First, there's this ad putting AARP in a line-up with other liberal hobgoblins Bill Clinton, Hillary, Jesse Jackson and Ted Kennedy as one of "America's Liberal Powerbrokers" and then this one that let's you participate in a "conservative flash poll" to determine which "organization is the MOST liberal." Your choices are AARP, the ACLU, the NAACP and NARAL -- sort of a right-wing phantasmagoria with everyone from the crooks' lobby to the uppity negroes to the baby-killers, and now AARP, the notorious homo retiree outfit.

Who will take this to Rove's doorstep?

Granted, it's one of the British tabs, with all the skepticism that rightly entails. But the Sunday Mirror says that the White House has told the Brits that Camilla Parker Bowles is persona non grata at the White House. That can't be right, can it?

Lovely, just lovely.

We're already hearing that Rove has tapped Bill Bennett to take up his anti-AARP slime crusade. And another TPM Reader, JW, has just drawn our attention to a USANext ad (second down on the right hand column) currently running on the American Spectator website.

(USANext, you'll remember from this morning's Times, is the GOP seniors astroturf group now tasked with roughing up AARP for opposing Social Security phase-out.)

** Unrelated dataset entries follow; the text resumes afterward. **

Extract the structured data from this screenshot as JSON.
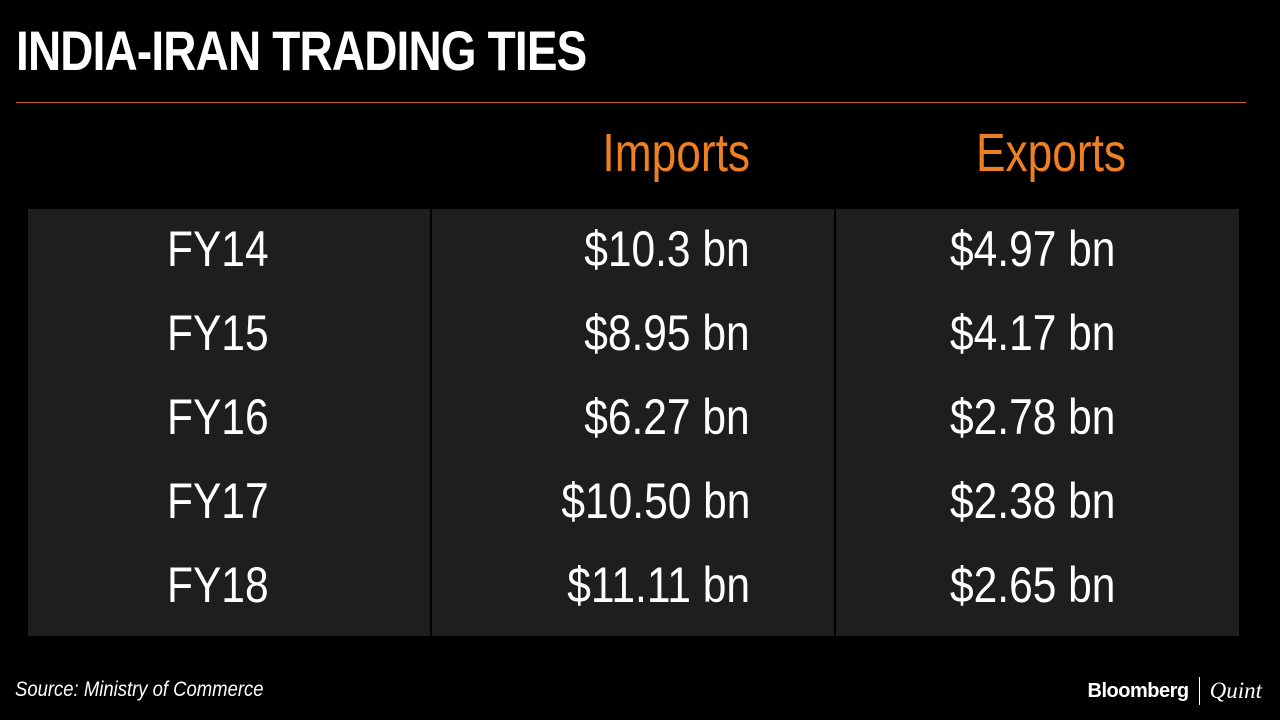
{
  "title": "INDIA-IRAN TRADING TIES",
  "colors": {
    "accent": "#ee7f22",
    "rule": "#c9651c",
    "table_bg": "#1e1e1e",
    "background": "#000000"
  },
  "chart_data": {
    "type": "table",
    "title": "INDIA-IRAN TRADING TIES",
    "columns": [
      "Imports",
      "Exports"
    ],
    "rows": [
      {
        "label": "FY14",
        "imports": "$10.3 bn",
        "exports": "$4.97 bn"
      },
      {
        "label": "FY15",
        "imports": "$8.95 bn",
        "exports": "$4.17 bn"
      },
      {
        "label": "FY16",
        "imports": "$6.27 bn",
        "exports": "$2.78 bn"
      },
      {
        "label": "FY17",
        "imports": "$10.50 bn",
        "exports": "$2.38 bn"
      },
      {
        "label": "FY18",
        "imports": "$11.11 bn",
        "exports": "$2.65 bn"
      }
    ],
    "series": [
      {
        "name": "Imports",
        "values": [
          10.3,
          8.95,
          6.27,
          10.5,
          11.11
        ]
      },
      {
        "name": "Exports",
        "values": [
          4.97,
          4.17,
          2.78,
          2.38,
          2.65
        ]
      }
    ]
  },
  "footer": {
    "source": "Source: Ministry of Commerce",
    "brand_left": "Bloomberg",
    "brand_right": "Quint"
  }
}
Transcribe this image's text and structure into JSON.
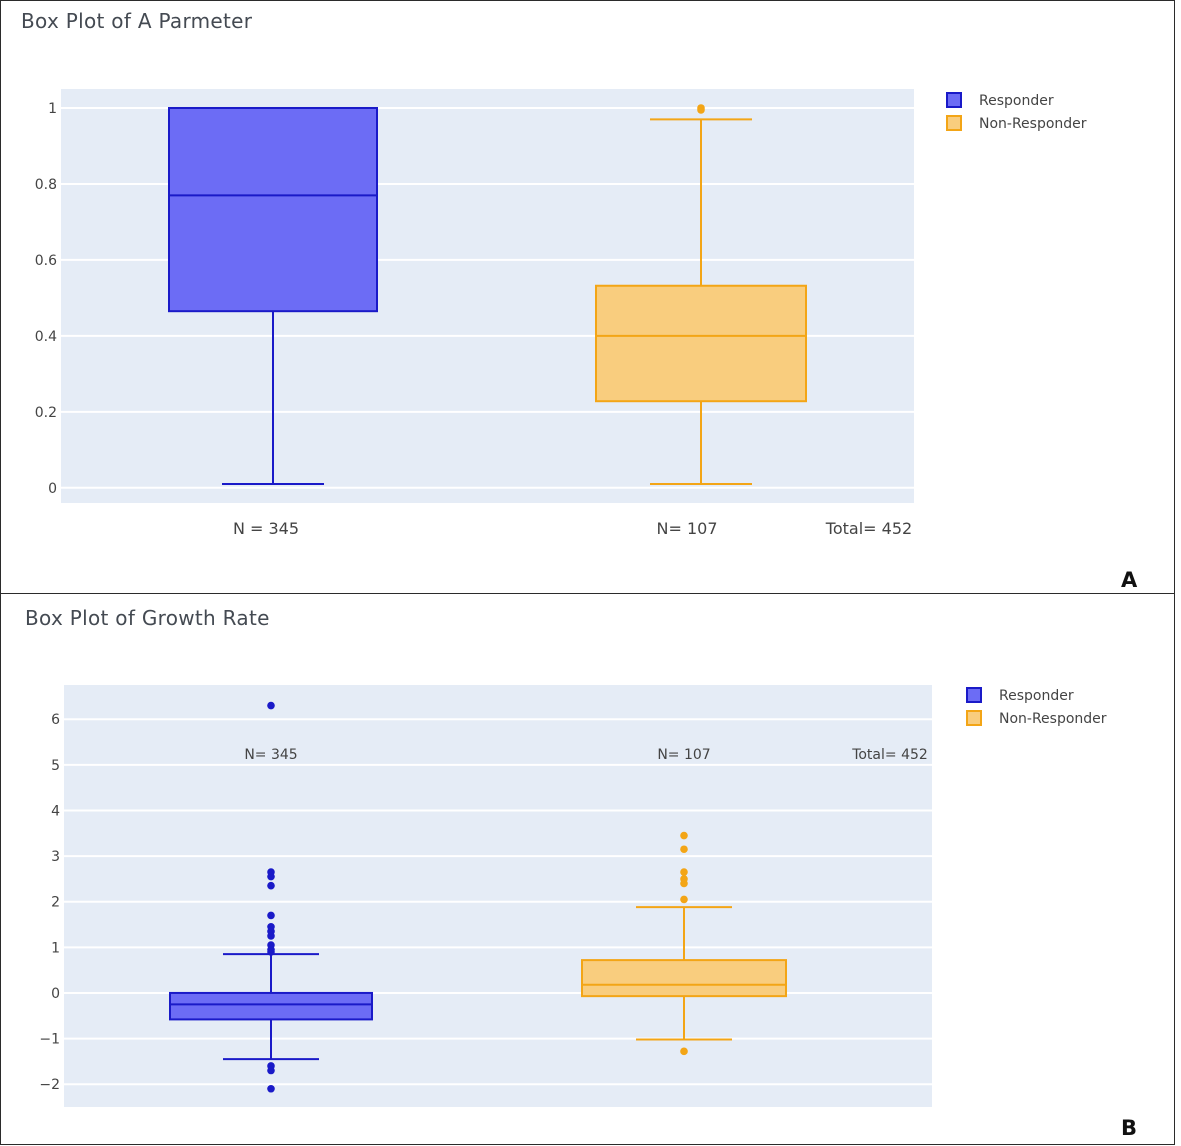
{
  "panel_a": {
    "letter": "A"
  },
  "panel_b": {
    "letter": "B"
  },
  "colors": {
    "responder_line": "#1a1ac8",
    "responder_fill": "#6c6cf5",
    "nonresponder_line": "#f3a516",
    "nonresponder_fill": "#f9cd7e",
    "plot_bg": "#e5ecf6"
  },
  "chart_data": [
    {
      "type": "box",
      "title": "Box Plot of A Parmeter",
      "xlabel": "",
      "ylabel": "",
      "ylim": [
        -0.04,
        1.05
      ],
      "yticks": [
        0,
        0.2,
        0.4,
        0.6,
        0.8,
        1
      ],
      "ytick_labels": [
        "0",
        "0.2",
        "0.4",
        "0.6",
        "0.8",
        "1"
      ],
      "grid": true,
      "legend": {
        "position": "top-right",
        "entries": [
          "Responder",
          "Non-Responder"
        ]
      },
      "series": [
        {
          "name": "Responder",
          "min": 0.01,
          "q1": 0.465,
          "median": 0.77,
          "q3": 1.0,
          "max": 1.0,
          "outliers": []
        },
        {
          "name": "Non-Responder",
          "min": 0.01,
          "q1": 0.228,
          "median": 0.4,
          "q3": 0.532,
          "max": 0.97,
          "outliers": [
            1.0,
            0.995
          ]
        }
      ],
      "annotations": [
        "N = 345",
        "N= 107",
        "Total= 452"
      ]
    },
    {
      "type": "box",
      "title": "Box Plot of Growth Rate",
      "xlabel": "",
      "ylabel": "",
      "ylim": [
        -2.5,
        6.75
      ],
      "yticks": [
        -2,
        -1,
        0,
        1,
        2,
        3,
        4,
        5,
        6
      ],
      "ytick_labels": [
        "−2",
        "−1",
        "0",
        "1",
        "2",
        "3",
        "4",
        "5",
        "6"
      ],
      "grid": true,
      "legend": {
        "position": "top-right",
        "entries": [
          "Responder",
          "Non-Responder"
        ]
      },
      "series": [
        {
          "name": "Responder",
          "min": -1.45,
          "q1": -0.58,
          "median": -0.25,
          "q3": 0.0,
          "max": 0.85,
          "outliers": [
            6.3,
            2.65,
            2.55,
            2.35,
            1.7,
            1.45,
            1.35,
            1.25,
            1.05,
            0.95,
            0.9,
            -1.6,
            -1.7,
            -2.1
          ]
        },
        {
          "name": "Non-Responder",
          "min": -1.02,
          "q1": -0.07,
          "median": 0.18,
          "q3": 0.72,
          "max": 1.88,
          "outliers": [
            3.45,
            3.15,
            2.65,
            2.5,
            2.4,
            2.05,
            -1.28
          ]
        }
      ],
      "annotations": [
        "N= 345",
        "N= 107",
        "Total= 452"
      ]
    }
  ]
}
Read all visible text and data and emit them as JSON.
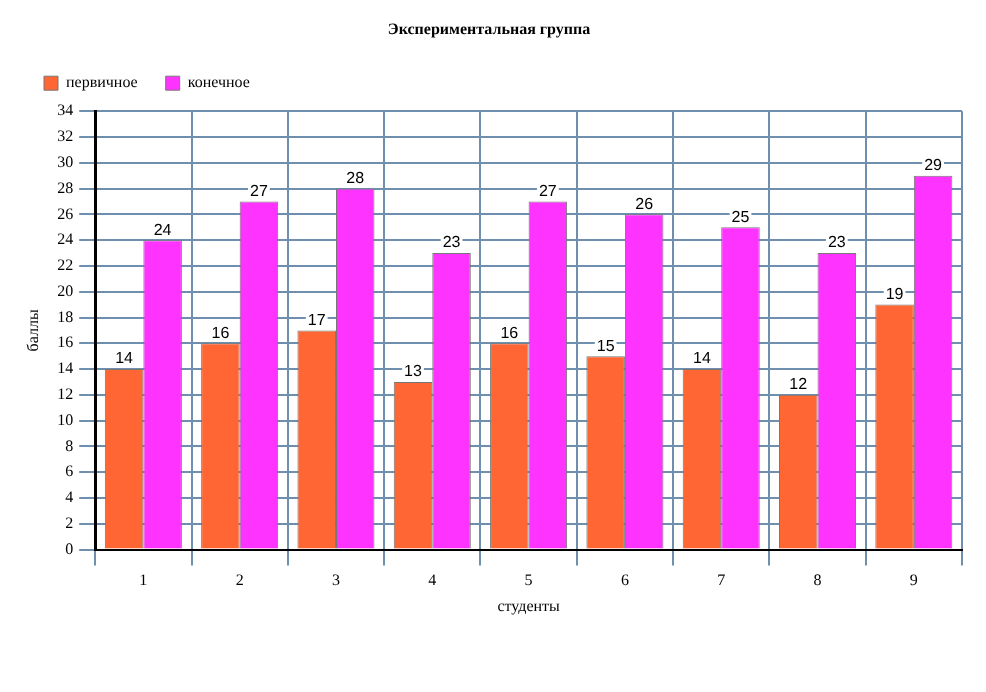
{
  "chart_data": {
    "type": "bar",
    "title": "Экспериментальная группа",
    "xlabel": "студенты",
    "ylabel": "баллы",
    "categories": [
      "1",
      "2",
      "3",
      "4",
      "5",
      "6",
      "7",
      "8",
      "9"
    ],
    "series": [
      {
        "name": "первичное",
        "color": "#ff6633",
        "values": [
          14,
          16,
          17,
          13,
          16,
          15,
          14,
          12,
          19
        ]
      },
      {
        "name": "конечное",
        "color": "#ff33ff",
        "values": [
          24,
          27,
          28,
          23,
          27,
          26,
          25,
          23,
          29
        ]
      }
    ],
    "ylim": [
      0,
      34
    ],
    "yticks": [
      0,
      2,
      4,
      6,
      8,
      10,
      12,
      14,
      16,
      18,
      20,
      22,
      24,
      26,
      28,
      30,
      32,
      34
    ],
    "grid": true,
    "legend": "top left",
    "data_labels": true
  }
}
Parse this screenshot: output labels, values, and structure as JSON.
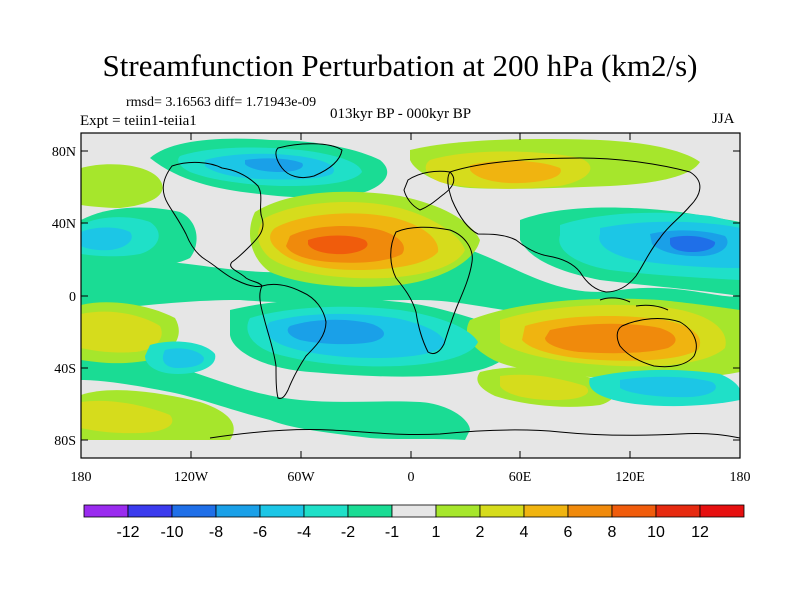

Over the headline: "The REAL AARP Agenda", the ad has, on the left, a picture of a soldier in desert fatigues with a big 'X' crossing him out and on the right a picture of two men (in tuxes and obviously just married) kissing each other. The gay newlyweds have a big green check mark over them.

The Rove slime, here it comes: AARP, the spit-on-the-troops/gay marriage lobby.

The prize to Marshall Wittman for the first choice prediction of what we'll likely see from Rove's SwiftBoatesque bludgeon-AARP astroturf campaign: "What's next - a Regnery book titled Unfit to Age?"